A city on the move has no decent roads yet
Those who were tuned in to the affairs of this city in the late 1980s and early 90s would easily recall a man who answered to the call of Sadashiv S Tinaikar. Smruti Koppikar writes.india Updated: Jun 05, 2013 12:55 IST
Those who were tuned in to the affairs of this city in the late 1980s and early 90s would easily recall a man who answered to the call of Sadashiv S Tinaikar. He, of the short-slight build, raspy voice, moral fibre and indomitable courage, was the municipal commissioner for four-five years from 1986 but occupied public imagination for years after his tenure had ended.
Often called 'Firebrand Tinaikar', his stint was best remembered for two reasons: one, he took on then seemingly invincible Shiv Sena stalwarts like Manohar Joshi and Datta Nalwade if they dared to interfere with the administration; and two, he demonstrated the power and authority of the chair he was in by calling the bluff of cartels that de facto called the shots in the corporation. Tinaikar took on the road construction cartel as a Japanese warrior would have.

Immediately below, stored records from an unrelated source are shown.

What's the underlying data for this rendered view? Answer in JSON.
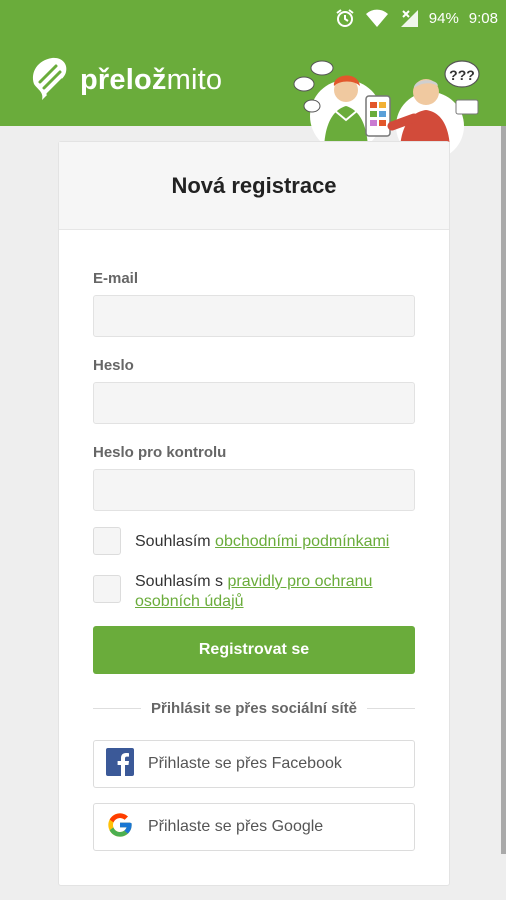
{
  "status_bar": {
    "battery": "94%",
    "time": "9:08"
  },
  "header": {
    "logo_bold": "přelož",
    "logo_light": "mito",
    "bubble_text": "???"
  },
  "form": {
    "title": "Nová registrace",
    "email_label": "E-mail",
    "email_value": "",
    "password_label": "Heslo",
    "password_value": "",
    "password_confirm_label": "Heslo pro kontrolu",
    "password_confirm_value": "",
    "terms_prefix": "Souhlasím ",
    "terms_link": "obchodními podmínkami",
    "privacy_prefix": "Souhlasím s ",
    "privacy_link": "pravidly pro ochranu osobních údajů",
    "register_button": "Registrovat se",
    "social_divider": "Přihlásit se přes sociální sítě",
    "facebook_button": "Přihlaste se přes Facebook",
    "google_button": "Přihlaste se přes Google"
  },
  "colors": {
    "brand_green": "#6aac3b",
    "facebook_blue": "#3b5998"
  },
  "icons": [
    "alarm-icon",
    "wifi-icon",
    "signal-icon",
    "battery-icon",
    "logo-icon",
    "facebook-icon",
    "google-icon"
  ]
}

Cornered companies in the cartel had no choice except to adhere to civic norms or risk being blacklisted; their pleas to corporators proved useless for Tinaikar would not entertain corporators who spoke on behalf of contractors and companies. "If we can send satellites into space, we can make good roads and provide clean water too," was his favourite refrain. He showed reporters how and where road construction contractors swindled the corporation. A story went around that he would drop in without any official paraphernalia to check on the mix at road construction sites for surprise checks.
Contractors of all specialities heaved a sigh of relief when his tenure ended. Fast forward 23 years. Mumbai is preparing for yet another monsoon with many major roads in various states of repair, other roads in pitiable conditions, potholes that can claim lives of those ride two-wheelers, road construction contracts under the Bombay high court scrutiny, contracts manipulated at low rates which are hiked after securing the work, and so on.
This year's budget has set aside Rs. 2,323 crore for road development but let's parse last year's figures: beyond the budgetary allocation, the BMC set aside in September 2012 a grand figure of Rs. 1,000 crore for road development, nearly three-quarters of which was meant for reconstruction of major and minor roads and nearly Rs70 crore for evening out potholes. The terms 'reconstruction' and 'repair of potholes' say a lot. Why do roads once laid develop such serious problems that they must be reconstructed? Why do they have potholes if they were laid to specifications? Why indeed has the BMC found it so difficult to provide decent roads?
In the battle - or ostensible battle - between the civic administration and road contractors, it is not all that difficult for the administration to pull its weight to have errant contractors fall in line. If Tinaikar could do it then, commissioners can do it now. The setting up of an online system for complaints now tells civic chief Sitaram Kunte how deep the problem is; there was a 50 per cent increase in complaints between 2011 and 2012 and the maximum complaints were about bad/potholed/broken roads, according to an insightful report released by Praja Foundation last month.
And, what should we make of a little nugget in that report about our elected corporators and roads? They, who should make sure that complaints are attended to in ward committee meetings, spoke about roads only to focus on renaming them. Every fifth question was about naming and re-naming roads, the report stated.
Tinaikar passed away in May 2010. His regret remained that Mumbai, the city always on its move, had not yet got the roads it deserved.